Design and construction
- Architect: Swanke Hayden Connell Architects
- Developer: Rockefeller Group

= Continental Center (New York City) =

Office skyscraper in Manhattan, New York

The Continental Center is an office skyscraper at 180 Maiden Lane in the Financial District of Manhattan, New York City. Built in 1983 and designed by Swanke Hayden Connell Architects, the building is 41 stories tall with a roof 554 ft high.

==History==
Originally designed for the CNA company, formerly Continental Insurance, which moved their office from 80 Maiden Lane, the building was formerly occupied by Cadwalader, Wickersham & Taft and Goldman Sachs.

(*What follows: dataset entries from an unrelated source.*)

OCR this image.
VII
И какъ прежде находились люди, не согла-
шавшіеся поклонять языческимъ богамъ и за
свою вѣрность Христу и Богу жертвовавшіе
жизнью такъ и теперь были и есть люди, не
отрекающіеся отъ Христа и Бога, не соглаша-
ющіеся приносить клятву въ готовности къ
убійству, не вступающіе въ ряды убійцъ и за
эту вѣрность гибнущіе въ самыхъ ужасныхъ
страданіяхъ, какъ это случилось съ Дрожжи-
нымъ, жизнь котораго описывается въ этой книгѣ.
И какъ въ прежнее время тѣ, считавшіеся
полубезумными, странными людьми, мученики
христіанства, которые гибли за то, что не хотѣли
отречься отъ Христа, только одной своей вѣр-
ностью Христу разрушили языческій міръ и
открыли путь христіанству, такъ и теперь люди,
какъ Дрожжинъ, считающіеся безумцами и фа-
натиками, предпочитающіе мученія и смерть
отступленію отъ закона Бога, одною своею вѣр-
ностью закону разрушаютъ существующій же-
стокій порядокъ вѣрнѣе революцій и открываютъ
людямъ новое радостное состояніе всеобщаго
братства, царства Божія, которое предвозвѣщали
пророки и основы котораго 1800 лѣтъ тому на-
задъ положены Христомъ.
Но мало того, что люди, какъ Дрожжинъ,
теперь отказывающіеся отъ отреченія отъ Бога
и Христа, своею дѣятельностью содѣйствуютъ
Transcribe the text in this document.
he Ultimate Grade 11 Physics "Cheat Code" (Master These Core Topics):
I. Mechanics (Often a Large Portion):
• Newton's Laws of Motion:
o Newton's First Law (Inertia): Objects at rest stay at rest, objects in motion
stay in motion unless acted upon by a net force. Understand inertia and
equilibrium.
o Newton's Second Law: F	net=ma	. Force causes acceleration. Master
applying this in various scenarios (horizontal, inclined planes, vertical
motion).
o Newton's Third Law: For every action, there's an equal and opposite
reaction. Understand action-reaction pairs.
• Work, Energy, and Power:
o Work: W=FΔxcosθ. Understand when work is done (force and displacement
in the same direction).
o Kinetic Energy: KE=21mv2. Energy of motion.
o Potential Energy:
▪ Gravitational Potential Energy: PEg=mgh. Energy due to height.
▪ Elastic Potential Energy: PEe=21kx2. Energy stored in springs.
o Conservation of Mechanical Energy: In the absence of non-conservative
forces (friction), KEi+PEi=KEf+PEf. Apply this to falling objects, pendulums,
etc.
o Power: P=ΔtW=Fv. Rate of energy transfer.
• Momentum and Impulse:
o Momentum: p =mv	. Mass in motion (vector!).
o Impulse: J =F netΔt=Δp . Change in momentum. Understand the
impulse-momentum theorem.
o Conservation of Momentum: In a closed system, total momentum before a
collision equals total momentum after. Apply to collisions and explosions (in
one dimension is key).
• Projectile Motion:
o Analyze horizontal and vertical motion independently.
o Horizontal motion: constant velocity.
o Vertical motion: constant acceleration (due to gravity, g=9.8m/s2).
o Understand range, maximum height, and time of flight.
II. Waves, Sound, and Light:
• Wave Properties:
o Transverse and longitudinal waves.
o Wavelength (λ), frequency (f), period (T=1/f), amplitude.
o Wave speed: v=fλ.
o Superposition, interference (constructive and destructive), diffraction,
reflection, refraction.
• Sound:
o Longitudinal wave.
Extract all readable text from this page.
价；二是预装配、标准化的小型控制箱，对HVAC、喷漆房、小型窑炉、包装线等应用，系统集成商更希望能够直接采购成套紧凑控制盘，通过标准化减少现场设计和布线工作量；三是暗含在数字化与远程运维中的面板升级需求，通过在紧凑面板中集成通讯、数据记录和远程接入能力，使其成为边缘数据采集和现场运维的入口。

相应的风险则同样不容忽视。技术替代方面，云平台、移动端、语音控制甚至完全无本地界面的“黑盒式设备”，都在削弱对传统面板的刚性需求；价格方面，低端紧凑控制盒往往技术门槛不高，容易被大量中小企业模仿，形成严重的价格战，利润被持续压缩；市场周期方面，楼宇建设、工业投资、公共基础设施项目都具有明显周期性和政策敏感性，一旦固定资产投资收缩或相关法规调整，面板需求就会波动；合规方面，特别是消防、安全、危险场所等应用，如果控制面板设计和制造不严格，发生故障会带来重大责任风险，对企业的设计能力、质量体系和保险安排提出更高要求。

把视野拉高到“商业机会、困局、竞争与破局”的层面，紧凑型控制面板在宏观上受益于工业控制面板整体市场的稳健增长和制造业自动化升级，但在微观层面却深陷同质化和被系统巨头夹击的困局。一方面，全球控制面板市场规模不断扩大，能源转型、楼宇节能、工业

Ricker Auditorium, located on the mezzanine, is noted as the only perfectly square performing arts venue in Manhattan south of Pine Street. The octagonal plan of the building and the glass facade contrast with the neighboring high-rise skyscrapers, such as 120 Wall Street and One Chase Manhattan Plaza. In addition to offices, the building includes a cafeteria, an auditorium and classrooms for use by the occupants.

Moinian Group paid $355 million for the building in 2004. After Moinian had trouble paying off a loan, one of its lenders, SL Green, bought a 50% stake for $280 million in 2011. In 2015, Clarion Partners and MHP bought the building for $470 million from Moinian Group. The building was refinanced in 2020 with a $372 million loan. After the loan matured, and with Clarion and MHP unable to pay back the full loan, the owners agreed to a short sale in which the building would be sold for less than the loan's face value. 99c, an LLC associated with 161 Water Street, purchased the building in July 2024 for $297 million.